The analysis included patients with symptomatic obstructive HCM with objective evidence of exercise intolerance (peak oxygen uptake [pVO2] <100 percent of predicted). Exclusion criteria were a history of atrial fibrillation (paroxysmal or persistent), medical indication for β-blockers or calcium channel blockers prohibiting drug discontinuation, or intolerance or medical contraindication to β-blockers.

A total of 175 participants (mean age 57.7 years, 41.7 percent female) were randomly assigned to receive titrated aficamten (5–20 mg daily) or matching titrated metoprolol (50–200 mg daily) for 24 weeks. Of these, 165 participants (94 percent) had core laboratory–validated exercise tests at baseline and week 24.

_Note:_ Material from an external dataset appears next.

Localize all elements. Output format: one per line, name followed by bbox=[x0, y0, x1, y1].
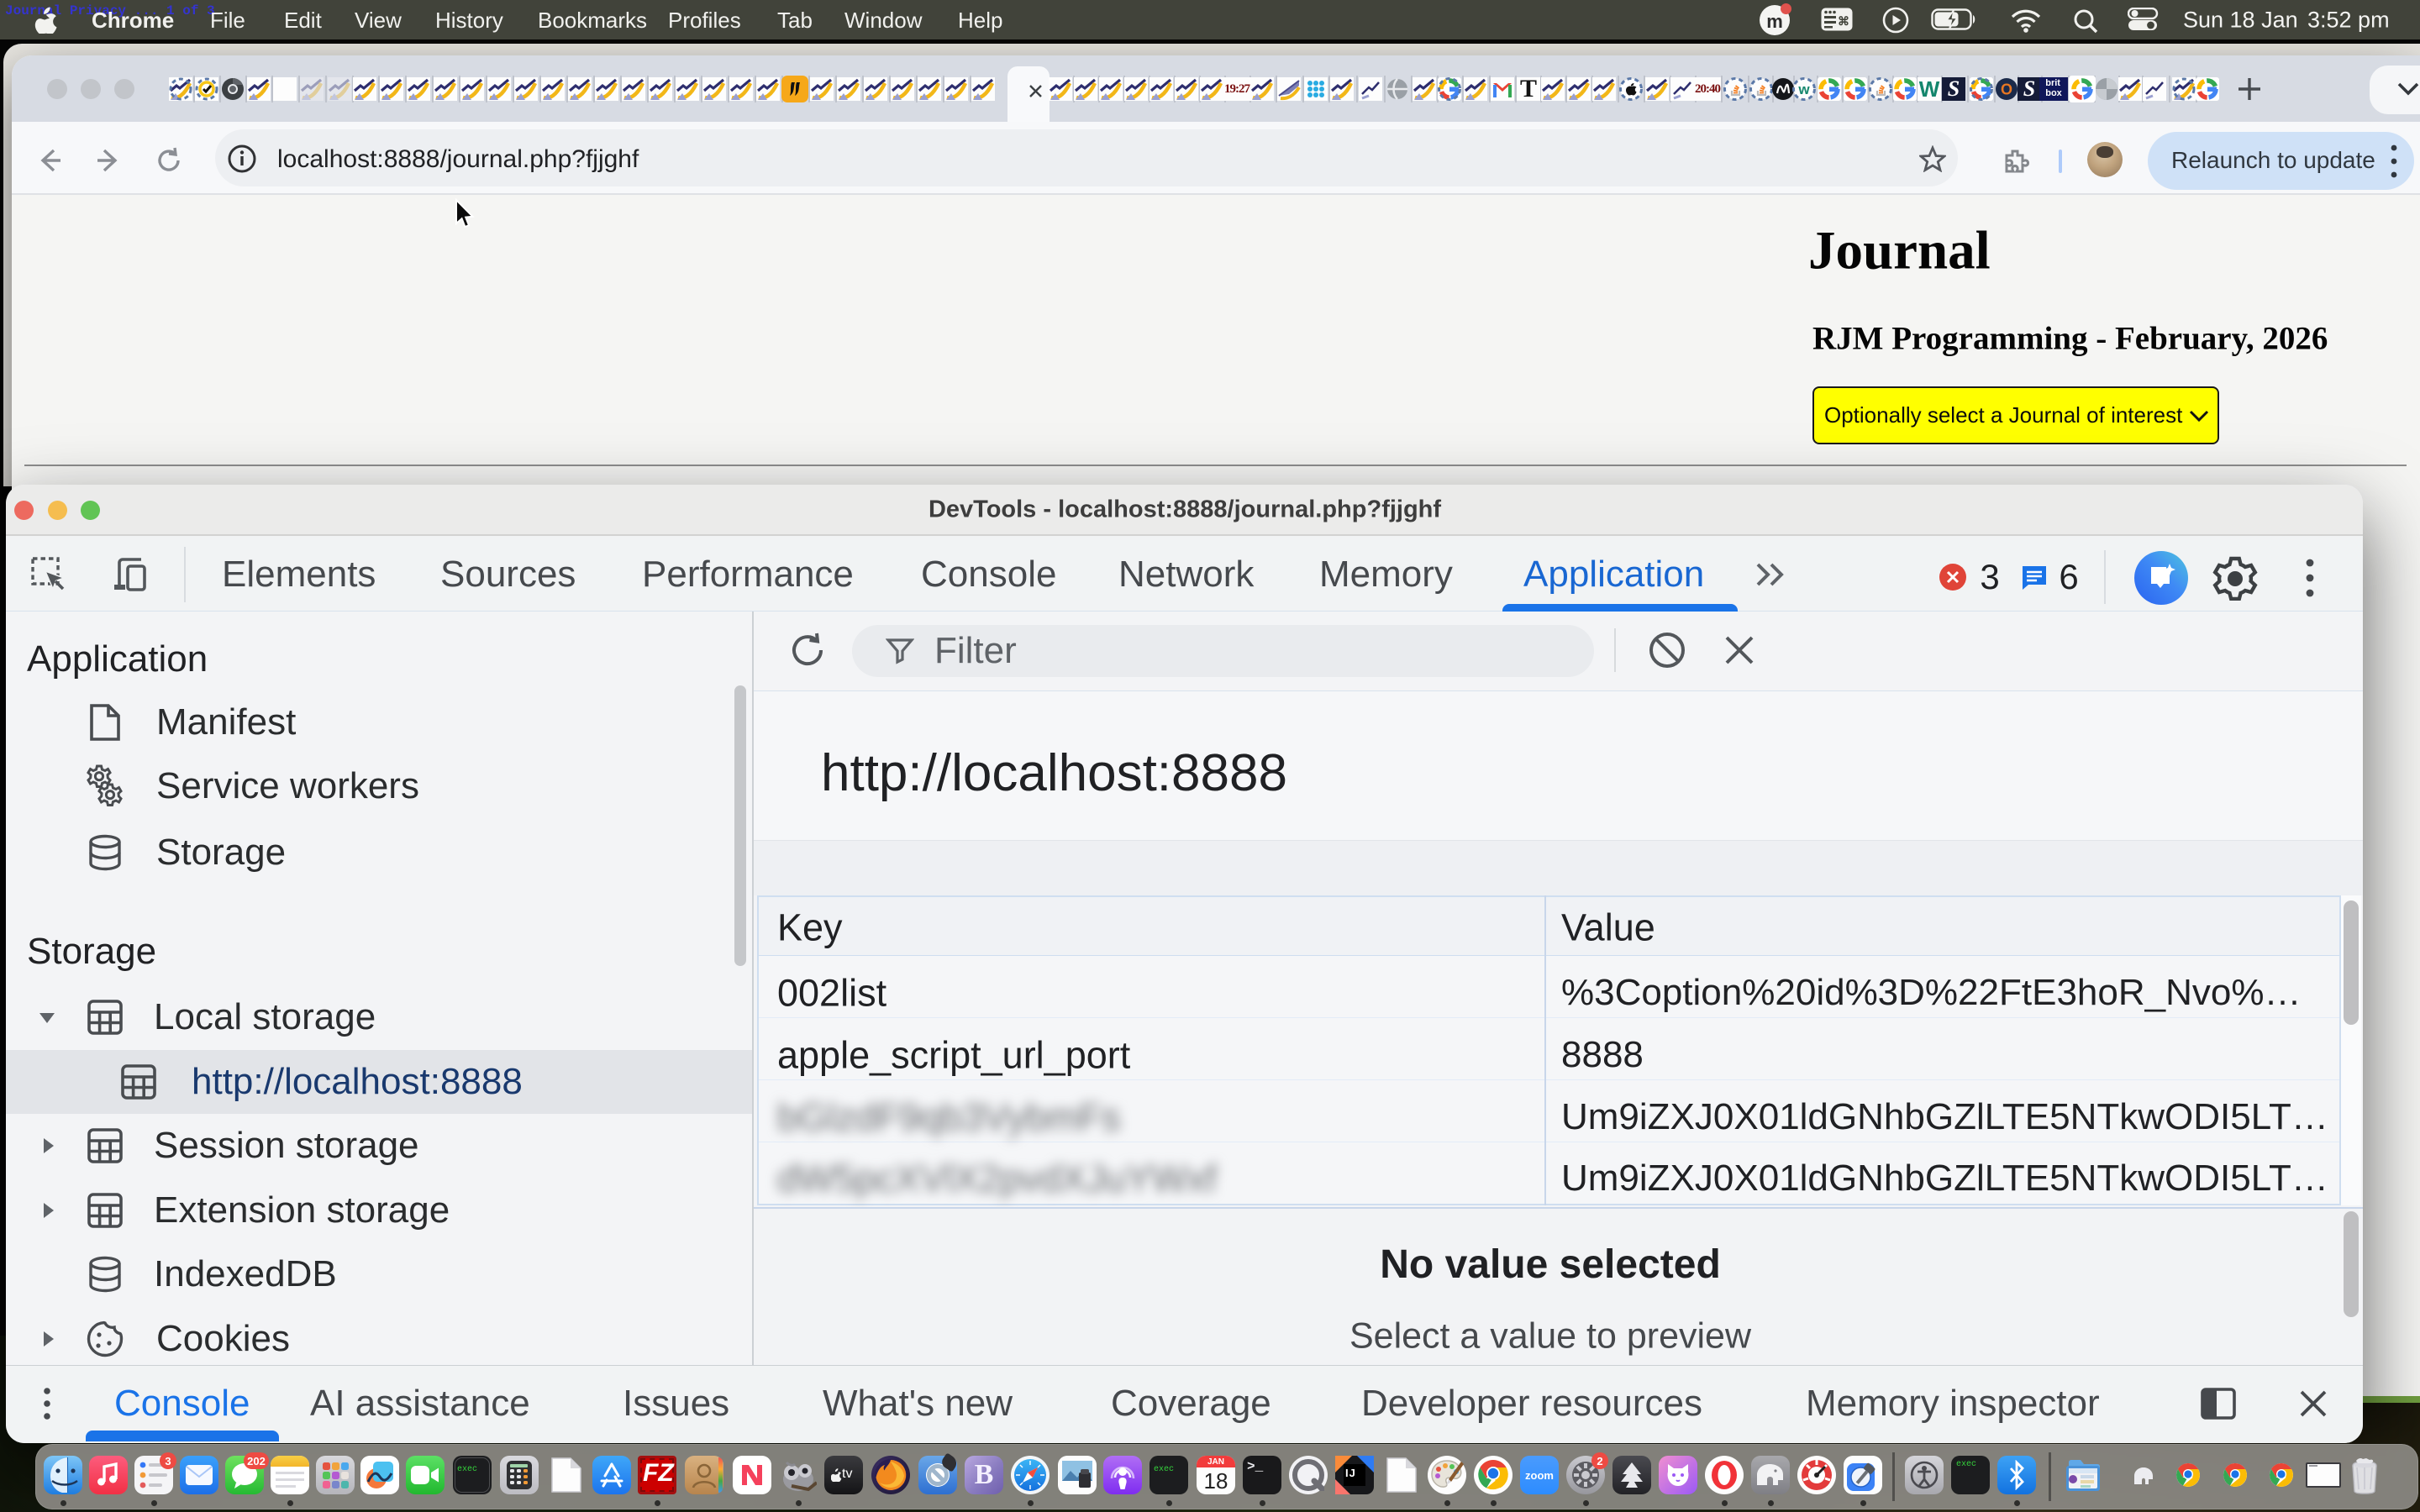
svg-text:w: w bbox=[1797, 81, 1810, 97]
svg-text:O: O bbox=[2001, 81, 2012, 98]
svg-text:⌘: ⌘ bbox=[1838, 14, 1849, 28]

Outcomes included submaximal exercise minute ventilation (VE)/carbon dioxide output (VCO2) slope and anaerobic threshold; peak exercise duration, workload, heart rate, and heart rate reserve; postexercise oxygen recovery rates; and composite variables, such as circulatory power.

Compared with metoprolol, aficamten treatment was associated with improvements in multiple stages of exercise. These included submaximal exercise VE/VCO2 slope (−2.8; p<0.001) and anaerobic threshold (76 mL/min; p<0.001), peak workload (8 watts; p=0.003), the time required for VO2 to recover by 12.5 percent postexercise (−11 seconds; p<0.001), and circulatory power (819 mm Hg × mL/min per kg; p<0.001).

More aficamten-treated participants had large improvements (≥3.0 mL/kg/min) in peak VO2 compared with those who received metoprolol (20.5 percent vs 3.7 percent; odds ratio, 6.8; p<0.001). In contrast, more metoprolol-treated participants had large reductions in peak VO2 (≥3.0 mL/kg/min) (20.7 percent vs 2.4 percent; odds ratio, 10.6; p<0.001).